Good news everyone, we made it to Friday, and it's time for another issue of This week in Rails. \o/
For those of you who are using Gmail, last week's issue might have looked a bit weird. Apparently I packed way too much awesome goodness into a single email last week and Gmail decided to truncate it. If you haven't had a chance to read the full issue, you can head over to the archives to catch it.
With that out of the way, it's time for this week's interesting commits and pull requests from Rails!
On July 25, 2004, DHH released the first public version of Rails to the world. On this coming Thursday, we will finally see the first batch of applicants for jobs that require 10 years of Rails experience.

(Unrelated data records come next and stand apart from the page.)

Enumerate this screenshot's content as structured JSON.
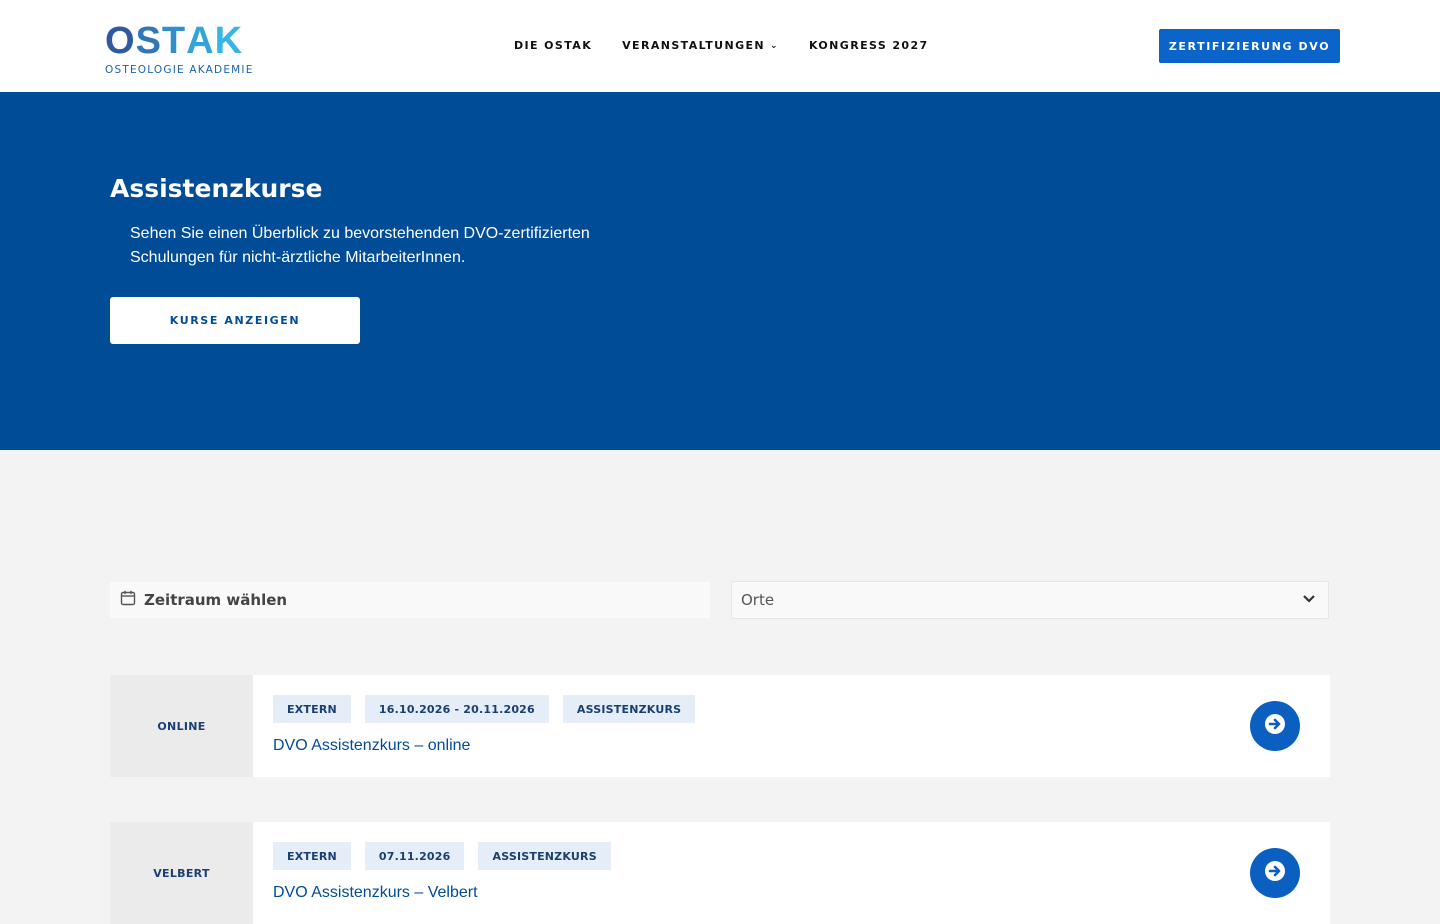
{
  "header": {
    "logo": {
      "word": "OSTAK",
      "subtitle": "OSTEOLOGIE AKADEMIE"
    },
    "nav": [
      {
        "label": "DIE OSTAK"
      },
      {
        "label": "VERANSTALTUNGEN",
        "icon": "chevron-down-icon"
      },
      {
        "label": "KONGRESS 2027"
      }
    ],
    "cta_label": "ZERTIFIZIERUNG DVO"
  },
  "hero": {
    "title": "Assistenzkurse",
    "text": "Sehen Sie einen Überblick zu bevorstehenden DVO-zertifizierten Schulungen für nicht-ärztliche MitarbeiterInnen.",
    "button_label": "KURSE ANZEIGEN"
  },
  "filters": {
    "date_label": "Zeitraum wählen",
    "date_icon": "calendar-icon",
    "location_selected": "Orte",
    "location_icon": "chevron-down-icon"
  },
  "courses": [
    {
      "location": "ONLINE",
      "tags": [
        "EXTERN",
        "16.10.2026 - 20.11.2026",
        "ASSISTENZKURS"
      ],
      "title": "DVO Assistenzkurs – online"
    },
    {
      "location": "VELBERT",
      "tags": [
        "EXTERN",
        "07.11.2026",
        "ASSISTENZKURS"
      ],
      "title": "DVO Assistenzkurs – Velbert"
    }
  ],
  "colors": {
    "brand_blue": "#004c97",
    "accent_blue": "#0a64c9",
    "logo_gradient_start": "#2f5a9e",
    "logo_gradient_end": "#35b6e8",
    "tag_bg": "#e4edf8"
  }
}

To be clear, this is about running (a small subset of) Rails' own test cases in parallel, and it does not affect how your app's test cases are executed, but still pretty cool nonetheless. (If you are using minitest, and you know that your app is thread-safe, you can also try this at home and see how it goes!)
These methods were previously added in #12016, but they have found a new home with this commit in the Digest module. Unlike version 4, which uses a random source, these two versions of UUID are based on the MD5 and SHA1 hash functions and is suitable for cases where you would like to generate the same "stable" UUIDs when given the same input.

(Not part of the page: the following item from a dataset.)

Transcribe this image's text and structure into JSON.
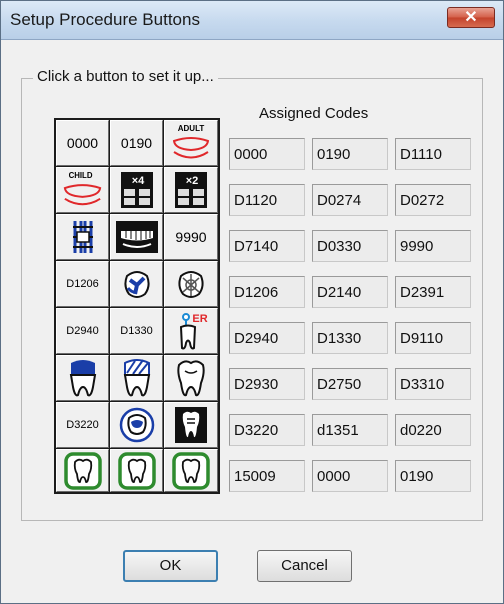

This probably happened to the best of us at some point when working on Rails projects – using validate when you meant to use validates. This would hopefully help you catch these mistakes earlier and easier.
Last week we covered the new APIs in ActiveModel::Dirty for restoring in-memory changes. To prevent confusion around some similarly named methods, the related APIs have been renamed to restore_attributes and restore_* (e.g. restore_name). See also this related commit.

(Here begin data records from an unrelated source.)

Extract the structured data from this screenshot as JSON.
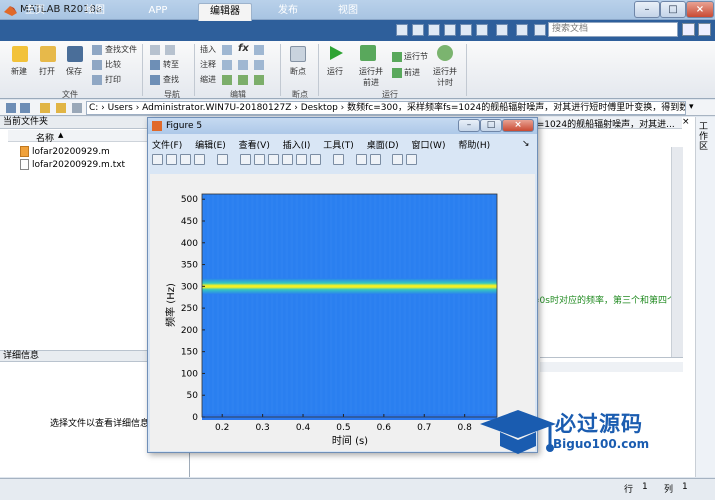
{
  "window": {
    "title": "MATLAB R2018a",
    "min": "–",
    "max": "□",
    "close": "×"
  },
  "tabs": [
    {
      "label": "主页"
    },
    {
      "label": "绘图"
    },
    {
      "label": "APP"
    },
    {
      "label": "编辑器"
    },
    {
      "label": "发布"
    },
    {
      "label": "视图"
    }
  ],
  "search": {
    "placeholder": "搜索文档"
  },
  "ribbon": {
    "file": {
      "new": "新建",
      "open": "打开",
      "save": "保存",
      "find_files": "查找文件",
      "compare": "比较",
      "print": "打印",
      "group": "文件"
    },
    "nav": {
      "goto": "转至",
      "find": "查找",
      "group": "导航"
    },
    "edit": {
      "insert": "插入",
      "comment": "注释",
      "indent": "缩进",
      "fx": "fx",
      "group": "编辑"
    },
    "breakpoints": {
      "label": "断点",
      "group": "断点"
    },
    "run": {
      "run": "运行",
      "run_advance": "运行并前进",
      "run_section": "运行节",
      "advance": "前进",
      "run_time": "运行并计时",
      "group": "运行"
    }
  },
  "address": {
    "path": "C: › Users › Administrator.WIN7U-20180127Z › Desktop › 数频fc=300，采样频率fs=1024的舰船辐射噪声，对其进行短时傅里叶变换，得到数频"
  },
  "current_folder": {
    "title": "当前文件夹",
    "col_name": "名称",
    "sort": "▲",
    "files": [
      "lofar20200929.m",
      "lofar20200929.m.txt"
    ]
  },
  "details": {
    "title": "详细信息",
    "empty": "选择文件以查看详细信息"
  },
  "editor": {
    "tab_text": "s=1024的舰船辐射噪声，对其进...",
    "code_line": "=0s时对应的频率，第三个和第四个"
  },
  "workspace": {
    "label": "工作区"
  },
  "figure": {
    "title": "Figure 5",
    "menu": [
      "文件(F)",
      "编辑(E)",
      "查看(V)",
      "插入(I)",
      "工具(T)",
      "桌面(D)",
      "窗口(W)",
      "帮助(H)"
    ]
  },
  "chart_data": {
    "type": "heatmap",
    "xlabel": "时间 (s)",
    "ylabel": "频率 (Hz)",
    "xticks": [
      "0.2",
      "0.3",
      "0.4",
      "0.5",
      "0.6",
      "0.7",
      "0.8"
    ],
    "yticks": [
      "0",
      "50",
      "100",
      "150",
      "200",
      "250",
      "300",
      "350",
      "400",
      "450",
      "500"
    ],
    "xlim": [
      0.15,
      0.88
    ],
    "ylim": [
      0,
      512
    ],
    "bands": [
      {
        "freq": 300,
        "intensity": "high",
        "color": "#f5f123"
      },
      {
        "freq": 0,
        "intensity": "low",
        "color": "#2b78ee"
      }
    ],
    "background_color": "#2a7ff0"
  },
  "status": {
    "row_label": "行",
    "row": "1",
    "col_label": "列",
    "col": "1"
  },
  "watermark": {
    "main": "必过源码",
    "sub": "Biguo100.com"
  }
}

Hash#transform_values was another addition we covered last week. With this pull request, it has learned to return an Enumerator object when used without a block to be more like its cousins in Ruby's Enumerable module. (There's also some interesting tidbits in there about how Ruby work with the &block argument internally.)
On top of minitest's built-in assertion helpers, Rails defined certain extra convenience helpers such as assert_not_* and assert_predicate. These tend to read nicer in most contexts and sometimes provide better error messages.
When working with non-ASCII charsets, String#size might be different from String#bytesize. While you would usually want #size, #bytesize might come in handy when working at a lower level (such as this case).